22 Apr

Leseprobe # 3 Echos aus gelebtem Leben – Autobiographiesplitter

23 Echo das dreiundzwanzigste 11-03-16

Aus:  Wolfgang Herrndorf. Arbeit und Struktur:

W.H. „15.12.2010 16:37 Prof. Moskopp zitiert Schiller, Benn, Wittgenstein. Die Grenzen meiner Sprache sind die Grenzen meiner Welt, dies sei, so Prof. Moskopp, vermutlich zu plakativ (mot juste vergessen).

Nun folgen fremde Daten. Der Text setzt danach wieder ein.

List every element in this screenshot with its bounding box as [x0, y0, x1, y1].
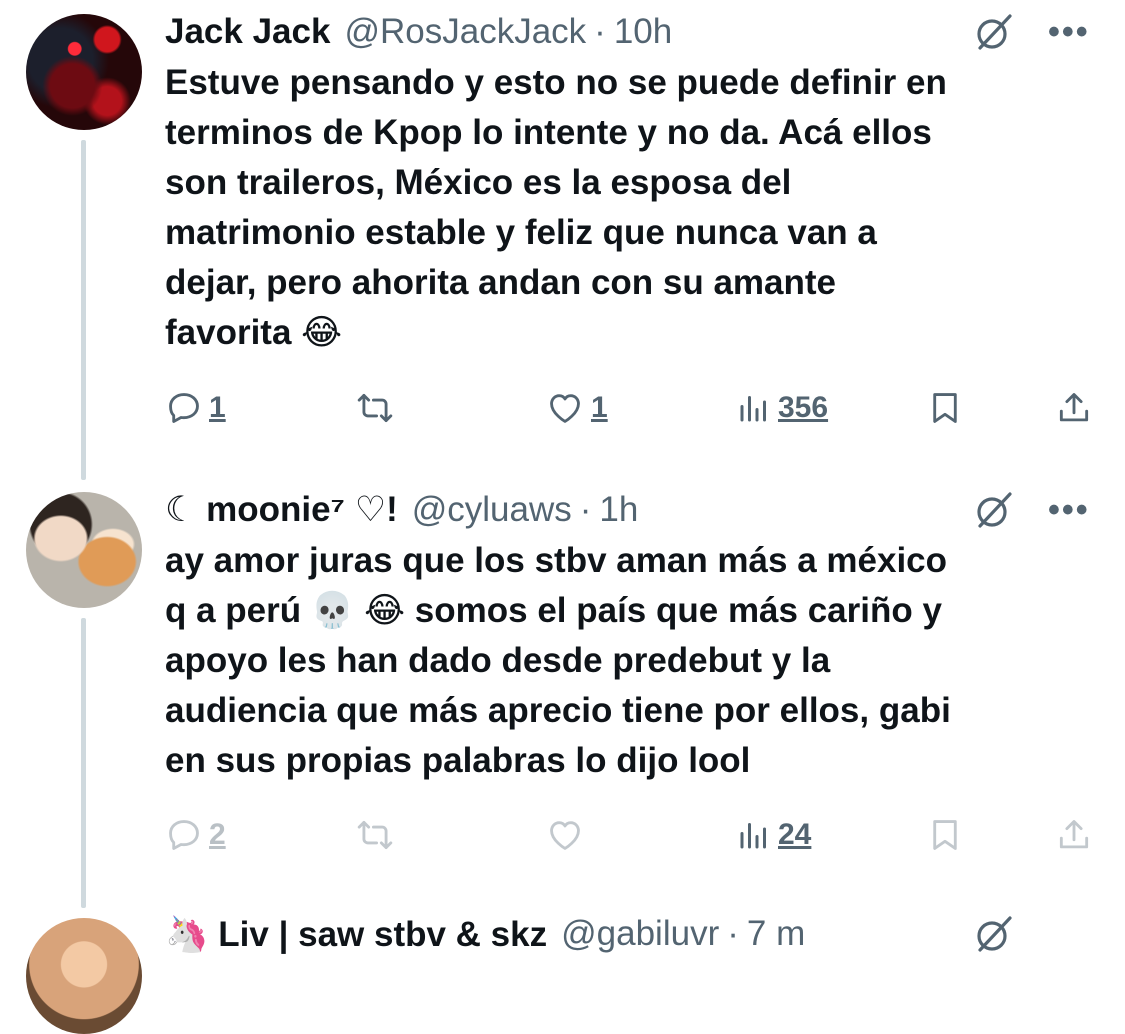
tweet-header: 🦄 Liv | saw stbv & skz @gabiluvr · 7 m — [165, 914, 805, 954]
display-name[interactable]: Jack Jack — [165, 12, 330, 52]
reply-button[interactable]: 1 — [165, 383, 226, 433]
avatar[interactable] — [26, 14, 142, 130]
display-name[interactable]: ☾ moonie⁷ ♡! — [165, 490, 398, 530]
tweet-text: Estuve pensando y esto no se puede defin… — [165, 63, 947, 352]
like-button[interactable] — [545, 810, 591, 860]
retweet-button[interactable] — [355, 810, 401, 860]
like-icon — [550, 821, 580, 850]
tweet-header: ☾ moonie⁷ ♡! @cyluaws · 1h — [165, 490, 638, 530]
reply-count: 1 — [209, 391, 226, 424]
share-button[interactable] — [1055, 810, 1093, 860]
views-count: 24 — [778, 818, 812, 851]
like-button[interactable]: 1 — [545, 383, 608, 433]
display-name[interactable]: 🦄 Liv | saw stbv & skz — [165, 914, 547, 955]
bookmark-icon — [933, 820, 957, 850]
more-icon[interactable]: ••• — [1048, 493, 1096, 527]
share-icon — [1059, 393, 1089, 422]
tweet-actions: 1 1 356 — [0, 383, 1125, 433]
views-button[interactable]: 356 — [736, 383, 828, 433]
user-handle[interactable]: @cyluaws — [412, 490, 572, 530]
tweet-header: Jack Jack @RosJackJack · 10h — [165, 12, 672, 52]
user-handle[interactable]: @gabiluvr — [561, 914, 719, 954]
bookmark-button[interactable] — [926, 383, 964, 433]
avatar[interactable] — [26, 918, 142, 1034]
tweet-text: ay amor juras que los stbv aman más a mé… — [165, 541, 951, 780]
separator: · — [727, 914, 739, 953]
reply-icon — [169, 393, 199, 423]
separator: · — [579, 490, 592, 529]
views-icon — [740, 823, 766, 849]
share-button[interactable] — [1055, 383, 1093, 433]
timestamp[interactable]: 7 m — [747, 914, 805, 954]
grok-icon[interactable] — [970, 8, 1018, 56]
tweet-actions: 2 24 — [0, 810, 1125, 860]
reply-count: 2 — [209, 818, 226, 851]
timestamp[interactable]: 1h — [599, 490, 638, 530]
more-icon[interactable]: ••• — [1048, 15, 1096, 49]
timestamp[interactable]: 10h — [614, 12, 672, 52]
reply-button[interactable]: 2 — [165, 810, 226, 860]
retweet-icon — [357, 393, 393, 423]
retweet-button[interactable] — [355, 383, 401, 433]
reply-icon — [169, 820, 199, 850]
user-handle[interactable]: @RosJackJack — [344, 12, 586, 52]
retweet-icon — [357, 820, 393, 850]
separator: · — [594, 12, 606, 51]
views-count: 356 — [778, 391, 829, 424]
grok-icon[interactable] — [970, 486, 1018, 534]
grok-icon[interactable] — [970, 910, 1018, 958]
avatar[interactable] — [26, 492, 142, 608]
views-button[interactable]: 24 — [736, 810, 811, 860]
like-icon — [550, 394, 580, 423]
like-count: 1 — [591, 391, 608, 424]
bookmark-button[interactable] — [926, 810, 964, 860]
views-icon — [740, 396, 766, 422]
thread-line — [81, 618, 86, 908]
share-icon — [1059, 820, 1089, 849]
bookmark-icon — [933, 393, 957, 423]
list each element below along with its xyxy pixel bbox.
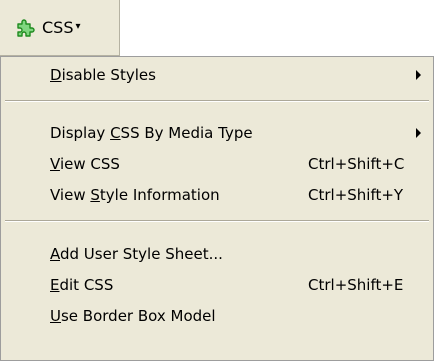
menu-item-shortcut: Ctrl+Shift+C (308, 155, 405, 173)
css-toolbar-label: CSS (42, 18, 74, 37)
menu-item-label: View Style Information (50, 186, 220, 204)
menu-item-label: Display CSS By Media Type (50, 124, 253, 142)
menu-item-label: Edit CSS (50, 276, 114, 294)
css-toolbar-button[interactable]: CSS ▾ (0, 0, 120, 56)
menu-item-shortcut: Ctrl+Shift+Y (308, 186, 404, 204)
menu-item-label: Use Border Box Model (50, 307, 216, 325)
menu-separator (5, 220, 429, 222)
css-dropdown-menu: Disable Styles Display CSS By Media Type… (0, 56, 434, 361)
menu-item-view-style-information[interactable]: View Style Information Ctrl+Shift+Y (1, 180, 433, 210)
menu-item-disable-styles[interactable]: Disable Styles (1, 60, 433, 90)
menu-item-label: Add User Style Sheet... (50, 245, 223, 263)
chevron-down-icon: ▾ (75, 21, 81, 32)
menu-item-shortcut: Ctrl+Shift+E (308, 276, 404, 294)
puzzle-piece-icon (14, 17, 36, 39)
menu-item-add-user-style-sheet[interactable]: Add User Style Sheet... (1, 239, 433, 269)
submenu-arrow-icon (416, 128, 421, 138)
menu-item-edit-css[interactable]: Edit CSS Ctrl+Shift+E (1, 270, 433, 300)
menu-item-label: View CSS (50, 155, 120, 173)
menu-item-display-css-by-media-type[interactable]: Display CSS By Media Type (1, 118, 433, 148)
menu-item-use-border-box-model[interactable]: Use Border Box Model (1, 301, 433, 331)
menu-separator (5, 100, 429, 102)
menu-item-label: Disable Styles (50, 66, 156, 84)
submenu-arrow-icon (416, 70, 421, 80)
menu-item-view-css[interactable]: View CSS Ctrl+Shift+C (1, 149, 433, 179)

Einigkeit mit Tom Lubbock, der Worte und Sprache verliert, und dennoch: „My thougths when I look at the world are vast, limitless and normal, same as they ever were.“

js – DO 16.12. 2010 14:40

Laura hatte auf dieser Seite des TG ein Zitat von Humboldt hingeschrieben:

Die Zeit ist nur ein leerer Raum, dem Begebenheiten, Gedanken und

Empfindungen erst Inhalt geben.

Und der alte Floh hat an diesem Tag einen zweiseitigen Eintrag in türkisfarbener Tinte verfasst: …Es ist der Tag (der Vortag, also der Tag, am dem W. H. seinen Prof. Moskopp-Eintrag verfasste), an dem er mit Nora per Zug nach Lübeck fährt, wo ihr Rigorosum um 13:00 Uhr stattfinden wird. Jetzt, wo er diesen langen und detaillierten Eintrag liest, kommen tatsächlich auch die Bilder wieder zurück; sicher etwas geschönt und mit Patina versehen, aber doch wohl im Bereich des Wahrhaftigen, tangential zumindest…

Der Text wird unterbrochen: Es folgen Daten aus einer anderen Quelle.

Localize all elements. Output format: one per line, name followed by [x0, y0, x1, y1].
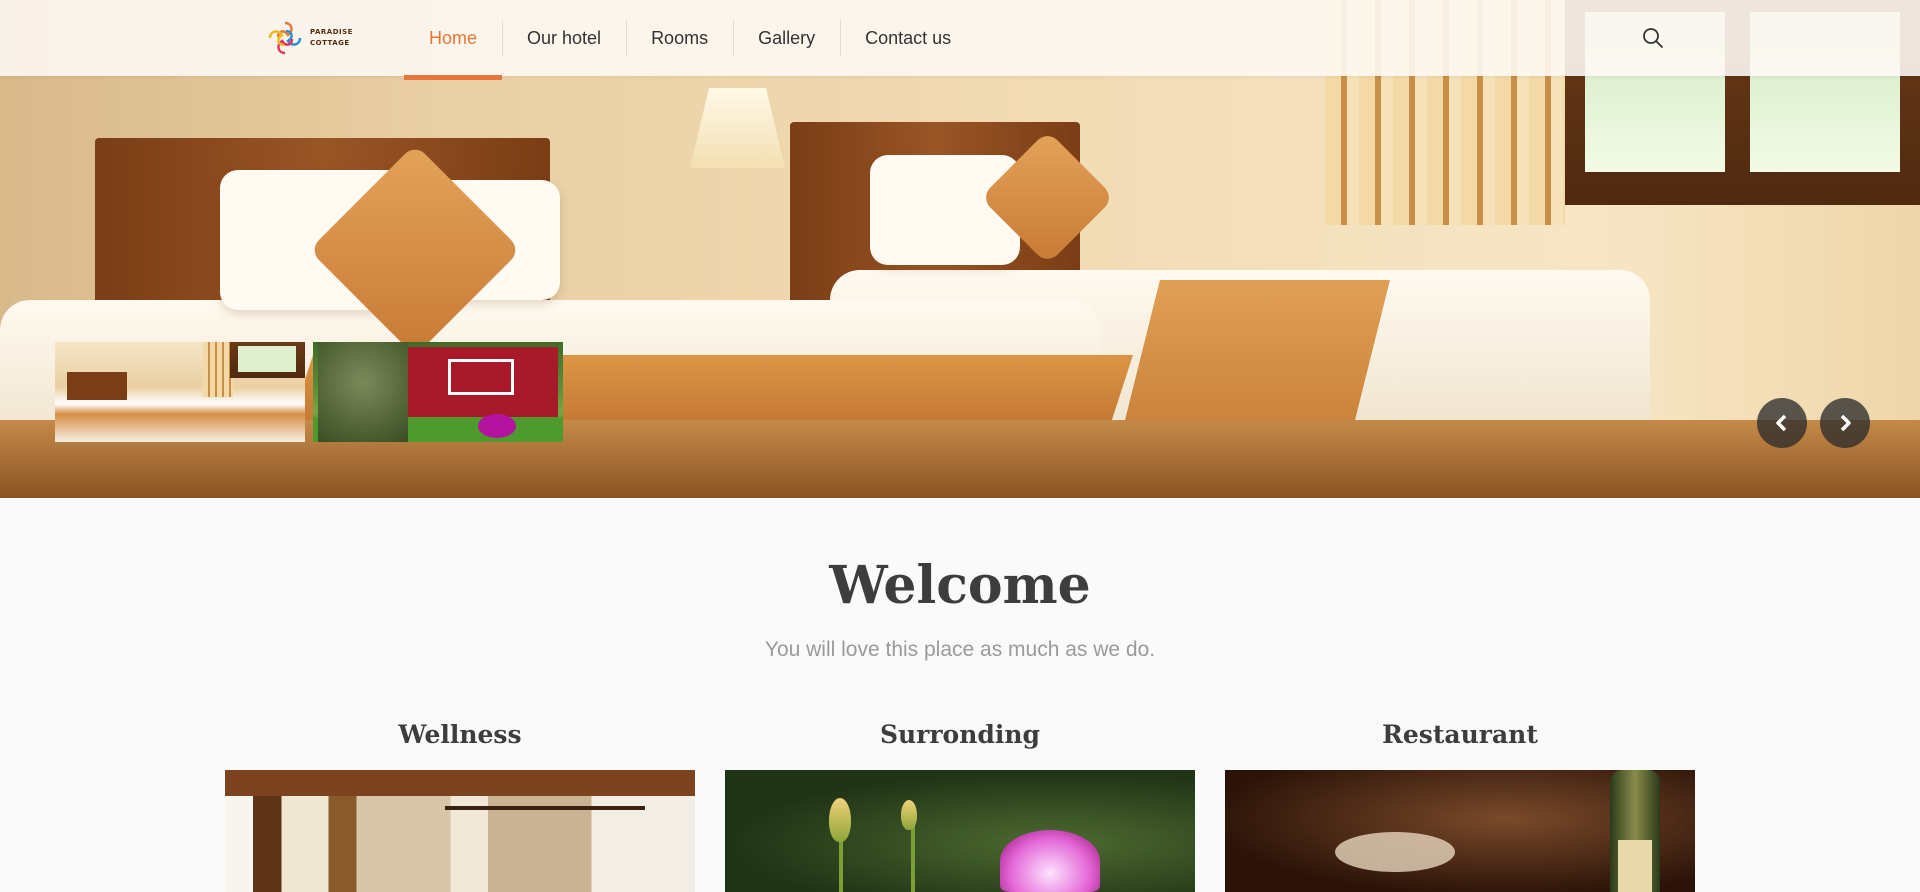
feature-title-restaurant: Restaurant	[1382, 720, 1538, 749]
wellness-image[interactable]	[225, 770, 695, 892]
main-nav: Home Our hotel Rooms Gallery Contact us	[404, 0, 976, 80]
top-navbar: PARADISE COTTAGE Home Our hotel Rooms Ga…	[0, 0, 1920, 80]
search-icon[interactable]	[1641, 26, 1665, 50]
nav-item-contact-us[interactable]: Contact us	[840, 0, 976, 76]
welcome-subtitle: You will love this place as much as we d…	[764, 638, 1156, 661]
nav-item-our-hotel[interactable]: Our hotel	[502, 0, 626, 76]
surronding-image[interactable]	[725, 770, 1195, 892]
logo-flower-icon	[268, 21, 302, 55]
site-logo[interactable]: PARADISE COTTAGE	[264, 17, 354, 59]
nav-item-rooms[interactable]: Rooms	[626, 0, 733, 76]
restaurant-image[interactable]	[1225, 770, 1695, 892]
feature-title-wellness: Wellness	[398, 720, 522, 749]
nav-item-home[interactable]: Home	[404, 0, 503, 80]
slider-thumbnails	[55, 342, 563, 442]
slider-next-button[interactable]	[1820, 398, 1870, 448]
feature-title-surronding: Surronding	[879, 720, 1041, 749]
chevron-right-icon	[1840, 414, 1851, 432]
welcome-heading: Welcome	[829, 555, 1091, 616]
thumbnail-room[interactable]	[55, 342, 305, 442]
thumbnail-cottage[interactable]	[313, 342, 563, 442]
nav-item-gallery[interactable]: Gallery	[733, 0, 840, 76]
slider-prev-button[interactable]	[1757, 398, 1807, 448]
logo-text: PARADISE COTTAGE	[310, 27, 353, 49]
chevron-left-icon	[1776, 414, 1787, 432]
logo-line-2: COTTAGE	[310, 39, 350, 47]
logo-line-1: PARADISE	[310, 28, 353, 36]
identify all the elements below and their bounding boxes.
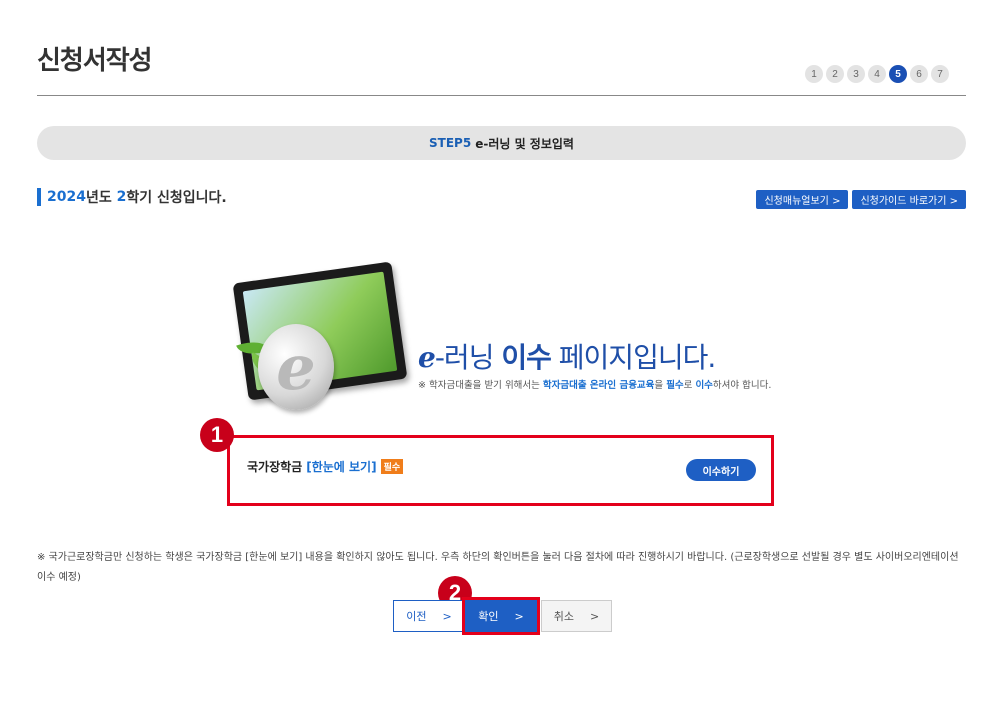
notice-highlight: 학자금대출 온라인 금융교육 [542,380,655,391]
semester-year-suffix: 년도 [85,190,117,206]
page-title: 신청서작성 [37,46,153,76]
course-row: 국가장학금 [한눈에 보기] 필수 [247,458,404,475]
top-button-group: 신청매뉴얼보기 > 신청가이드 바로가기 > [756,190,966,209]
notice-text: ※ 학자금대출을 받기 위해서는 [418,380,543,391]
course-overview-link[interactable]: [한눈에 보기] [306,458,376,475]
headline-bold: 이수 [501,341,552,374]
notice-text: 을 [654,380,667,391]
confirm-button[interactable]: 확인 > [462,597,540,635]
complete-course-button[interactable]: 이수하기 [686,459,756,481]
guide-link-button[interactable]: 신청가이드 바로가기 > [852,190,966,209]
semester-term: 2 [116,189,127,205]
e-logo-icon: e [258,324,334,410]
confirm-button-label: 확인 [478,610,499,623]
chevron-right-icon: > [514,609,524,623]
required-badge: 필수 [380,459,404,474]
step-5-active: 5 [889,65,907,83]
notice-text: 하셔야 합니다. [712,380,772,391]
headline-mid: -러닝 [434,341,502,374]
step-6: 6 [910,65,928,83]
elearning-illustration: e [228,261,418,422]
step-2: 2 [826,65,844,83]
cancel-button[interactable]: 취소 > [541,600,612,632]
manual-view-button[interactable]: 신청매뉴얼보기 > [756,190,849,209]
elearning-headline: e-러닝 이수 페이지입니다. [418,336,716,376]
step-7: 7 [931,65,949,83]
step-banner: STEP5 e-러닝 및 정보입력 [37,126,966,160]
semester-heading: 2024 년도 2 학기 신청입니다. [37,188,227,206]
notice-text: 로 [683,380,696,391]
cancel-button-label: 취소 [553,610,575,623]
chevron-right-icon: > [442,609,452,623]
step-indicator: 1 2 3 4 5 6 7 [805,65,949,83]
prev-button[interactable]: 이전 > [393,600,465,632]
prev-button-label: 이전 [406,610,427,623]
notice-highlight: 필수 [666,380,684,391]
notice-highlight: 이수 [695,380,713,391]
semester-term-suffix: 학기 신청입니다. [126,190,227,206]
headline-end: 페이지입니다. [550,341,716,374]
elearning-notice: ※ 학자금대출을 받기 위해서는 학자금대출 온라인 금융교육을 필수로 이수하… [418,377,771,391]
footnote: ※ 국가근로장학금만 신청하는 학생은 국가장학금 [한눈에 보기] 내용을 확… [37,552,959,583]
step-banner-label: STEP5 [429,136,472,150]
step-4: 4 [868,65,886,83]
course-name: 국가장학금 [247,460,303,474]
step-1: 1 [805,65,823,83]
step-banner-title: e-러닝 및 정보입력 [475,136,574,151]
chevron-right-icon: > [590,609,600,623]
annotation-badge-1: 1 [200,418,234,452]
title-divider [37,95,966,96]
step-3: 3 [847,65,865,83]
headline-e: e [418,341,436,374]
semester-year: 2024 [47,189,86,205]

Fortsetzung am 12-03-16 16:12

Am 17.12.2010 15:43 schreibt W.H.: „Unangemeldeter Besuch eines jenseitsgewissen Christen, der mein Blog gelesen hat.“

Fast gleichzeitig steht im TG des pensionierten Flohs folgendes Zitat aus Jonathan Franzens FREIHEIT , S, 71 (weitere Verweise auf S. 72, 74, 104 und 105):

„Da sie sich an ihren Bewusstseinszustand während der ersten drei Jahre am College nicht erinnern kann, fürchtet die Autobiographin, dass sie sich einfach in keinem Zustand der Bewusstheit befand. Es kam ihr zwar so vor, als ob sie wach wäre, aber in Wirklichkeit muss sie geschlafwandelt sein.“

Der ironische Unterton in W.H.’s Eintrag zeigt unterschwellig seinen Unwillen: einmal gegen die Jenseitsgewissen und sicher auch gegen falsche Empathiker. Dazu passt auch gut der Eintrag von Laura auf der gleichen Seite wie das Franzen-Zitat (zu ihrem Geschenk gehörte eben nicht nur das leere Tagebuch, sondern eben auch viele Zitate über viele Seiten verteilt. Ein schönes Geschenk):

Wer nicht in die Welt passt, der ist immer nahe daran, sich selber zu

finden.“ (Hermann Hesse)

W.H.! Du hast dich ganz sicher gefunden – nicht zuletzt in deinen eigenen Texten!